Usciamo da Tokyo per una giornata fra ponti, mausolei e boschi.
Il ricordo più vivo è la guida giapponese di ottantotto anni che ci accompagna per un’ora con un’energia sorprendente. Alla villa imperiale arriviamo troppo tardi: non tutto può entrare in una giornata.
Appena arrivati ci fermiamo davanti allo Shinkyō, sospeso sopra il fiume. Non lo attraversiamo; lo guardiamo da fuori, rosso contro il verde. È un modo semplice di iniziare, prima che la giornata si riempia di nomi e visite.
Partecipiamo a una visita guidata con un signore giapponese di ottantotto anni.
Ha una voglia di raccontare e un’energia che mi sorprendono più di qualsiasi numero sul cartello di un tempio. Con lui alcuni dettagli prendono senso; senza quella conversazione avremmo attraversato gli stessi luoghi vedendo molto meno.
Al Tōshō-gū ci sono oro, intagli e decorazioni ovunque.
Dopo i luoghi più sobri del giorno prima mi accorgo di aver già costruito un’idea troppo uniforme dei santuari giapponesi.
Qui saliamo verso la tomba dello shōgun guardando dettagli che continuano a interrompere il passo.
Al Taiyū-in l’atmosfera cambia.
Anche questo è un mausoleo, ma mi viene più naturale fermarmi davanti agli edifici e al bosco che li circonda.
Dopo il Tōshō-gū, così ricco da riempire gli occhi, questo posto mi sembra lasciare più spazio al silenzio.

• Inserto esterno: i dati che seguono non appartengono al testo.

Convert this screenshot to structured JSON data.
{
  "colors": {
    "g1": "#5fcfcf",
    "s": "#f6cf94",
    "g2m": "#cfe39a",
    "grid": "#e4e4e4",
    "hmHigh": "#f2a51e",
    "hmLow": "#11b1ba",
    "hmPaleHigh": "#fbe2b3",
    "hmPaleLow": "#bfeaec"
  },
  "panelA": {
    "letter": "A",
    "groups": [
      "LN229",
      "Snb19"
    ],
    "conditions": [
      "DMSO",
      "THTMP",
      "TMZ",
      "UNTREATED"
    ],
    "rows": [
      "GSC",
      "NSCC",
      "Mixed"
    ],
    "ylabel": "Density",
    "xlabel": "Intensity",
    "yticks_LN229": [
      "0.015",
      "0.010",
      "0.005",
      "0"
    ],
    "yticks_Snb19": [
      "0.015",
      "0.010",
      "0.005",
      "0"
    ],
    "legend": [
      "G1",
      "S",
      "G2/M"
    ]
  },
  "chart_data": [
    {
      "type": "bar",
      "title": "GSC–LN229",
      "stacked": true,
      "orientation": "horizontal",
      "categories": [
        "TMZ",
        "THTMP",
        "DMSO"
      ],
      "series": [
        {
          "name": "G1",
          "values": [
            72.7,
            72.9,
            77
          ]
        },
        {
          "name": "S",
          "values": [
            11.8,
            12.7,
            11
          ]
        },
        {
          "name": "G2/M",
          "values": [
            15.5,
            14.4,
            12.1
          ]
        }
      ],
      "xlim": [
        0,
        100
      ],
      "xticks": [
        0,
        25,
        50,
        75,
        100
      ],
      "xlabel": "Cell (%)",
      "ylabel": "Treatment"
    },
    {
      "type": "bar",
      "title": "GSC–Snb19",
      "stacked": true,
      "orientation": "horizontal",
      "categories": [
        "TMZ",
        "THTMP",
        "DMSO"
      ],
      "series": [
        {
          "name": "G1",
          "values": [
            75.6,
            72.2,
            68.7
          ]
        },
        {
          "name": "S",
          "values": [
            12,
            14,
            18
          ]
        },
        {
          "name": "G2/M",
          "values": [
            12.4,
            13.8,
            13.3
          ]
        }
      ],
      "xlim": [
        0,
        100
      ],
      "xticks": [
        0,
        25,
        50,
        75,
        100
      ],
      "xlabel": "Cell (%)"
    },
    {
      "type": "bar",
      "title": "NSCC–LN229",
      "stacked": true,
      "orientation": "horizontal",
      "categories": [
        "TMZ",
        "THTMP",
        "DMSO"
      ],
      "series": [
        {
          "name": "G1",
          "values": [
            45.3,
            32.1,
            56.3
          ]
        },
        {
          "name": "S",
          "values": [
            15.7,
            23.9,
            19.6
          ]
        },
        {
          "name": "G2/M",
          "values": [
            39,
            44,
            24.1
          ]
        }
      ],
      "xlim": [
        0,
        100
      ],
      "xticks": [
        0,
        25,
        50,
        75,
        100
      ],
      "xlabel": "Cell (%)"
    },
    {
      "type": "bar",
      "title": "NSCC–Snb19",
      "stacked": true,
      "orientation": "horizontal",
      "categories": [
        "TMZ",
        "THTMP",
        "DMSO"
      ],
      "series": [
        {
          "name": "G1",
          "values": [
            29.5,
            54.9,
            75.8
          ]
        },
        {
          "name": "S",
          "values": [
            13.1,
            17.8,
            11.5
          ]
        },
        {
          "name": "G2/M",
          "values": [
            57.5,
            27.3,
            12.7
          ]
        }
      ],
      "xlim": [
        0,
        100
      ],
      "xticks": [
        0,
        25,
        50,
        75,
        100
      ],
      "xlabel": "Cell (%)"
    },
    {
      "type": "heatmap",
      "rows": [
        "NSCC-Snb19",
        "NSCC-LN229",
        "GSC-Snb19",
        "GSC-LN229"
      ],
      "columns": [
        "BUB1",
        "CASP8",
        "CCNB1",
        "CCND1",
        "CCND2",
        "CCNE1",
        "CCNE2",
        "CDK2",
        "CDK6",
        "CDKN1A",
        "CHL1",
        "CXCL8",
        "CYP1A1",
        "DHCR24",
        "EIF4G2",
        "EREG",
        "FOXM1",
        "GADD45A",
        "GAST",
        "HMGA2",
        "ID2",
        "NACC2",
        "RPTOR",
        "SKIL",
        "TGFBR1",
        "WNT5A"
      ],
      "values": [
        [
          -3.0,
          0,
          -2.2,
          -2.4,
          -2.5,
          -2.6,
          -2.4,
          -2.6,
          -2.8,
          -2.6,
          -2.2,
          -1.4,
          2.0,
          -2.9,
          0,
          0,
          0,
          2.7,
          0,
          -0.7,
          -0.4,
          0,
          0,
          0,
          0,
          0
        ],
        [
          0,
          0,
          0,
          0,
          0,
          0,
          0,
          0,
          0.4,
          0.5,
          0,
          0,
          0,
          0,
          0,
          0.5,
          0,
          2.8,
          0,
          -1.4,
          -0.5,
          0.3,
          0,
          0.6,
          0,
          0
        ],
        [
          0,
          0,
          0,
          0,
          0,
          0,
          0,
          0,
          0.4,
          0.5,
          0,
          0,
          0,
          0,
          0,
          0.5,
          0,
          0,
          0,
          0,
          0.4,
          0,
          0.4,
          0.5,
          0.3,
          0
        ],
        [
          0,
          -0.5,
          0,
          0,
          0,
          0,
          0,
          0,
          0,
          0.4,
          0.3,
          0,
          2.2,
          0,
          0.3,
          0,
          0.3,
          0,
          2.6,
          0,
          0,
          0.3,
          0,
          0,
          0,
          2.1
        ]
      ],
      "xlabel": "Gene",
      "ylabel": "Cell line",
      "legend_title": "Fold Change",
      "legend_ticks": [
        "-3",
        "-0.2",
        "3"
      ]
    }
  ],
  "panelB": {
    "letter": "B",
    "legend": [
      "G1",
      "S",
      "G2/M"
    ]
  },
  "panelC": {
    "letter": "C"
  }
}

Visitiamo il Rinnō-ji e il suo giardino.
La giornata è già piena e mi fa bene rallentare fra i sentieri.
Non cerco di trasformare ogni angolo in una spiegazione: mi basta guardare come gli alberi e gli edifici cambiano quando ci si sposta di pochi passi.
Tra un tempio e l’altro assaggiamo cibo di strada.
Non saprei dare a questa sosta un titolo più nobile: avevamo fame e ci siamo fermati.
In una giornata così fitta, ricordo con piacere proprio il momento in cui ci sediamo o restiamo in piedi a mangiare senza controllare il prossimo ingresso.
Lungo il fiume a Kanmangafuchi incontriamo una fila di statue con cappellini e bavaglini rossi.
Sono una presenza buffa e allo stesso tempo molto quieta nel paesaggio.
Camminiamo vicino all’acqua, finalmente un po’ fuori dal flusso delle visite.